John quitta la chambre doucement et le chagrin étreignit Randy si fort qu'il pensa se briser!
Combien de fois rejoueraient-ils cette scène? Combien de fois le laisserait-il partir sans lui courir après? Sans le consoler alors qu'il sentait son chagrin? Et combien de fois encore John encaisserait-il encore sa défiance sans broncher? Et combien de fois enfin, John reviendrait-il vers lui?
John avait beau être l'homme le plus fort qu'il ait jamais rencontré, il se brisait un peu plus à chacune de leurs rencontres infructueuses. Que John n'ait plus tenté le moindre geste d'affection plus poussé qu'une caresse sur la joue depuis la dernière fois catastrophique qu'ils avaient partagé le même lit n'arrangeait rien. Ils étaient restés sur un mauvais souvenir et John respectait si bien sa volonté ou plutôt son incapacité à décider qu'il ne tentait plus rien qui pourrait conduire à la même situation. Ils étaient dans une impasse, John ne bougerait pas tant que Randy ne lui donnerait pas d'encouragements à le faire et lui-même était incapable de se résoudre à avancer. Ce petit jeu pouvait durer indéfiniment dans ces conditions mais il doutait que John parvienne à encaisser la douleur qu'il lui causait aussi longtemps, lui-même ne le supporterait pas.
Il voulait pourtant John de toutes ses forces mais une part de lui qui s'éveillait à chaque fois que John entrait dans son espace intime l'en empêchait en le repoussant violemment malgré lui. Il contrôlait juste assez ses réactions pour ne pas se montrer trop brutal et sauvage avec lui mais malgré tous ses efforts, John ressortait invariablement meurtri de leurs échanges.
John revint quelques heures plus tard, il frappa à la porte et entra en entendant Randy l'y inviter, il semblait surpris que John ait frappé et l'observait avec attention.
Ça va mieux ? lui demanda John.
Oui, je gère mais toi ?
Ne t'inquiète pas pour moi.
Il me semble que ça fait partie de mes prérogatives.
John sourit doucement, un peu tristement d'ailleurs et ne répondit pas. Il passa rapidement dans la salle de bains et revint avec ses affaires puis il alla jusqu'à son sac et les y rangea avant de chercher ses éventuels vêtements oubliés.
Qu'est-ce que tu fais ? Demanda Randy nerveusement.
Je prépare mes affaires.
Ça je le vois bien mais pourquoi ? Tu…pars ?

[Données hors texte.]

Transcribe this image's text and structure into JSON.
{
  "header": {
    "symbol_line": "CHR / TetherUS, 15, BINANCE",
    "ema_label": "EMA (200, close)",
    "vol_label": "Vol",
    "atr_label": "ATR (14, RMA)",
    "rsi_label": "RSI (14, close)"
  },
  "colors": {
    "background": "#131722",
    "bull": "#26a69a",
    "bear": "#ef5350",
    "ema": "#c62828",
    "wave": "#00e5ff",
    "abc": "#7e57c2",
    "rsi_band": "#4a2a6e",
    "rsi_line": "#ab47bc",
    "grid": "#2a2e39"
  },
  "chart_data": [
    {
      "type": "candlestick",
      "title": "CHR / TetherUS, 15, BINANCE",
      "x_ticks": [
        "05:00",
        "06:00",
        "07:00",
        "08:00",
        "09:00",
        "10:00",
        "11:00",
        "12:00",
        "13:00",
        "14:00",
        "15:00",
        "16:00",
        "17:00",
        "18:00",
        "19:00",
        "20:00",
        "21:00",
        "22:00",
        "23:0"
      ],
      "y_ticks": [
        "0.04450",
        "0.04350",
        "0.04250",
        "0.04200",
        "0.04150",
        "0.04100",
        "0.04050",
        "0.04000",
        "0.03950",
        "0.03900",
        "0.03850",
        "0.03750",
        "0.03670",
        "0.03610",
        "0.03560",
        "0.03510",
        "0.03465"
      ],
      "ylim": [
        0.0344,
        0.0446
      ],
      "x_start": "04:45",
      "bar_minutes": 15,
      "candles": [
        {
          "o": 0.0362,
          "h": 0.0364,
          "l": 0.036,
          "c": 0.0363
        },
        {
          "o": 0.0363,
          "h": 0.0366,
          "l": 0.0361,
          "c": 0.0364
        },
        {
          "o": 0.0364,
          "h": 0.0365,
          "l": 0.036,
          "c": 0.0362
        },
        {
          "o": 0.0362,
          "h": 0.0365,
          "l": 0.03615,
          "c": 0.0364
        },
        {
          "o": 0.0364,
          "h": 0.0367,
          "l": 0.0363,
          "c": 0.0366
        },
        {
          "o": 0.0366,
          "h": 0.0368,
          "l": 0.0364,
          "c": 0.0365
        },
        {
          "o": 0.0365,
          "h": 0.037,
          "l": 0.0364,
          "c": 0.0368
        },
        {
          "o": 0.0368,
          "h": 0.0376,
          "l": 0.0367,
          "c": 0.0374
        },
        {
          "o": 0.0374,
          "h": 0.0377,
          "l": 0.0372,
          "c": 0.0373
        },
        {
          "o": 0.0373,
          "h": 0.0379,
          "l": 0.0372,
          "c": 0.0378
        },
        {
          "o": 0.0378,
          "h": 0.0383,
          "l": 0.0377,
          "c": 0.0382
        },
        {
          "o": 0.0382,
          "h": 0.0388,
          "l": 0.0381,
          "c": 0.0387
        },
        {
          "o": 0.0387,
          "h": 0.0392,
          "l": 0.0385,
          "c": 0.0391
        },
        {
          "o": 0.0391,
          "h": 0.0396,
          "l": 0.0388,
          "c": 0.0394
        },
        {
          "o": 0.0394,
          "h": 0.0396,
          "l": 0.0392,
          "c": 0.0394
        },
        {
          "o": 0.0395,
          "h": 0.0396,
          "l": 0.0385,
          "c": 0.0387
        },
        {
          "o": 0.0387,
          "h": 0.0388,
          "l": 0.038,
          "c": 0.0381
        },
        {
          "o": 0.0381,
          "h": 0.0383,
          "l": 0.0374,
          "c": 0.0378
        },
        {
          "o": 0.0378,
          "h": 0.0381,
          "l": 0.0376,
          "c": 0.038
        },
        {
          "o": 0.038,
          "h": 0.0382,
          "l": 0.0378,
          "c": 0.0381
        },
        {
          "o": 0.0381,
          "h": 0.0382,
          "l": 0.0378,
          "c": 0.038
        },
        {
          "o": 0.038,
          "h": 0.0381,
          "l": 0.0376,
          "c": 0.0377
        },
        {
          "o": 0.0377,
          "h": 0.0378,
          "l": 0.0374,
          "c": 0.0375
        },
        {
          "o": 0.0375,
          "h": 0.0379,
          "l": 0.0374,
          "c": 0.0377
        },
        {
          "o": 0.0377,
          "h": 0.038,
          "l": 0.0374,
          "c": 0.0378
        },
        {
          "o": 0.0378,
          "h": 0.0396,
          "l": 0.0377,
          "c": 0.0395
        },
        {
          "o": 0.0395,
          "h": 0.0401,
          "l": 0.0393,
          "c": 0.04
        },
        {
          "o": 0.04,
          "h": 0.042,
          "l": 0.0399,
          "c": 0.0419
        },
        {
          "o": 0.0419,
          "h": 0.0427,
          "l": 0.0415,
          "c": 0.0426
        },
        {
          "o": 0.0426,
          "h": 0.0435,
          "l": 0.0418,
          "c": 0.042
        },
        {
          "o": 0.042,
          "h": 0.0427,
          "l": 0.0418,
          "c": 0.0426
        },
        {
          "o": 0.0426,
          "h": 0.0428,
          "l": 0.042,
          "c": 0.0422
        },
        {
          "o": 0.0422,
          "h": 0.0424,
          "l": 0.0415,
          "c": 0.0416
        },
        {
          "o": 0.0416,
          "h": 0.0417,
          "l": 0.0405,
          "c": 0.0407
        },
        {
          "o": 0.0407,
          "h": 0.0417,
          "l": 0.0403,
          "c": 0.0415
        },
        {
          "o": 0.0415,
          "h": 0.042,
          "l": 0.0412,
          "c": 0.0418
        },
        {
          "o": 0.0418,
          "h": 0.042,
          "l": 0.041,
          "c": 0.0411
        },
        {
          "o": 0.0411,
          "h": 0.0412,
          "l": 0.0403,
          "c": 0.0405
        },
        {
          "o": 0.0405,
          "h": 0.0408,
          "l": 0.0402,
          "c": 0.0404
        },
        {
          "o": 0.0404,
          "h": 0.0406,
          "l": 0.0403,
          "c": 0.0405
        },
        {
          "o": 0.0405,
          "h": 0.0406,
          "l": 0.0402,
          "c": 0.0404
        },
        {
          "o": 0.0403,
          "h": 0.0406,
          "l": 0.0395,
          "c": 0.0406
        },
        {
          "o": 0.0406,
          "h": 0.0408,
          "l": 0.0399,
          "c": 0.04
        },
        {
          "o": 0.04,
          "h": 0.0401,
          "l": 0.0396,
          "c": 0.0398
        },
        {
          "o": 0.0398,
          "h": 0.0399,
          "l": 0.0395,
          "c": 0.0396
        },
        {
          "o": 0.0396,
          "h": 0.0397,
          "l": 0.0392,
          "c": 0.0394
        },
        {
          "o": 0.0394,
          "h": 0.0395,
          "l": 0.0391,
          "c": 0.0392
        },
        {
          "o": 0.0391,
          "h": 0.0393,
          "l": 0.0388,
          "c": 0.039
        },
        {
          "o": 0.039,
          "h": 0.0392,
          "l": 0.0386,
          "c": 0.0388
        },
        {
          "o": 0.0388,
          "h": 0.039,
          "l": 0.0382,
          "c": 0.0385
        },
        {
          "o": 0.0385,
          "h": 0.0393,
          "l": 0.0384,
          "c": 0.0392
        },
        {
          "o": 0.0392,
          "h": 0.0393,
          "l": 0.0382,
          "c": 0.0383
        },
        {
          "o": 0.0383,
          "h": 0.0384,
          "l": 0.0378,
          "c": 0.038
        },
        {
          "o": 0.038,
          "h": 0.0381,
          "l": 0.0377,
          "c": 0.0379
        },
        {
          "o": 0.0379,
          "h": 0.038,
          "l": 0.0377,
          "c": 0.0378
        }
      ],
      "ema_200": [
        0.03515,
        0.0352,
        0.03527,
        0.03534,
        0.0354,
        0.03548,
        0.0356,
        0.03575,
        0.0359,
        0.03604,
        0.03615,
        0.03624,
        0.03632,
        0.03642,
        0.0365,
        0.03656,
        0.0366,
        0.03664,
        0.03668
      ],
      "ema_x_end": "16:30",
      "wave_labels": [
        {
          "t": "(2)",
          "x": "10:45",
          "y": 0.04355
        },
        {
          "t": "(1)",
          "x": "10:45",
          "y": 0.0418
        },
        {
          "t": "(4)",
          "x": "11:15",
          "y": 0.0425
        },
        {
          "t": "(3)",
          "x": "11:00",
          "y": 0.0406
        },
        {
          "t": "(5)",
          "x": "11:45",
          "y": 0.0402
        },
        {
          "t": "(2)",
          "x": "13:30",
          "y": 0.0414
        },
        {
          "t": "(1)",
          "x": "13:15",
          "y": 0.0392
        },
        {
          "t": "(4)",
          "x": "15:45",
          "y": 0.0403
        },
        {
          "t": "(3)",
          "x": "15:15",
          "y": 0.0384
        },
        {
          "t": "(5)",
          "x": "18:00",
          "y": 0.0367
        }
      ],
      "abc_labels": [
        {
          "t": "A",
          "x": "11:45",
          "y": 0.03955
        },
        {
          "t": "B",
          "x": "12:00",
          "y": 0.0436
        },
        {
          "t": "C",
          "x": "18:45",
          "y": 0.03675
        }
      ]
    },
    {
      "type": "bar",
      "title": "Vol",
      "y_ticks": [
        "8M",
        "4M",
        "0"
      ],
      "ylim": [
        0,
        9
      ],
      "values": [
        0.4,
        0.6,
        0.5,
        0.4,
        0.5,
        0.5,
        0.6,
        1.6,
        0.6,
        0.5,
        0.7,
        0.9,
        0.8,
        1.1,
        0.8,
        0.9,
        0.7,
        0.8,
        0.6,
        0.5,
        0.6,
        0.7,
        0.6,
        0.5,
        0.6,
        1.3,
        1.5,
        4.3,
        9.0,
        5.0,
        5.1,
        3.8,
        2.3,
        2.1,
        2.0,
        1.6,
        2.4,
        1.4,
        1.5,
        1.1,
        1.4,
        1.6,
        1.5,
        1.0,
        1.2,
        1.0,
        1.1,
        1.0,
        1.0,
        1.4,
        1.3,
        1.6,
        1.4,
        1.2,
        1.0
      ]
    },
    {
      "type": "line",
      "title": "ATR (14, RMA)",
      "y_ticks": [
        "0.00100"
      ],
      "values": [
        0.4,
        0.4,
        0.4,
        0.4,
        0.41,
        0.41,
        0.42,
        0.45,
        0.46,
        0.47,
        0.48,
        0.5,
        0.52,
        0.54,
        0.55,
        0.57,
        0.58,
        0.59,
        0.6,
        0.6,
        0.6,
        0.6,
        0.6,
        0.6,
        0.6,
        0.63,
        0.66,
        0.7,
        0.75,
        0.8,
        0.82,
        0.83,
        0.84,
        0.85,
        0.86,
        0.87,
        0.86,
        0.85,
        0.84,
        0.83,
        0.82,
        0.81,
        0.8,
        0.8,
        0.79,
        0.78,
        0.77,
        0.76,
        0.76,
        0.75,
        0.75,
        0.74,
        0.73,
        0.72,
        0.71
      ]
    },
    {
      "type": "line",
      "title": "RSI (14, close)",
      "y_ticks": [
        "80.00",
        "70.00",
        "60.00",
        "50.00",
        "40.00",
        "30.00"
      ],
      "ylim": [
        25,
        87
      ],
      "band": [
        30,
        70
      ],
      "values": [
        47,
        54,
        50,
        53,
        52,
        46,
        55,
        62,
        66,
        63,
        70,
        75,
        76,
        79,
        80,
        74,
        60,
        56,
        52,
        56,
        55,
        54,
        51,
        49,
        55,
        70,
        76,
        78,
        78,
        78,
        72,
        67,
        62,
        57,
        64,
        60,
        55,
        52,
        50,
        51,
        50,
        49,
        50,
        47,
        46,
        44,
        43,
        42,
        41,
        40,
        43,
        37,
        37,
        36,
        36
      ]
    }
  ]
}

Non Randy, je vais juste prendre une chambre pour moi, c'était une mauvaise idée de revenir dans la tienne, je n'aurais pas dû céder cette fois même si j'en mourrais d'envie moi aussi.
Fais pas ça ! Reste !
Tu as peur de moi Randy, la vipère fait tout pour m'empêcher de t'approcher et je la comprends d'ailleurs, je l'aime pour ça elle aussi car elle te protège, ce que je suis incapable de faire visiblement !
Randy se leva d'un bond et s'empara du sac de John avant de le jeter sur le lit, loin de son propriétaire incrédule. John observa immédiatement le visage de son compagnon, craignant une nouvelle crise de colère mais n'en vit pas la moindre trace.
Je me contrôle Dit Randy en comprenant les pensées de John. Je veux juste pas que tu partes. Je refuse de te faire fuir de nouveau. Reste je t'en prie… mon ange.
John frémit à son surnom et demanda :
Tu es sûr que c'est ce que tu veux ? Je veux ce qu'il y a de mieux pour toi et je doute que ma présence dans cette chambre en fasse partie.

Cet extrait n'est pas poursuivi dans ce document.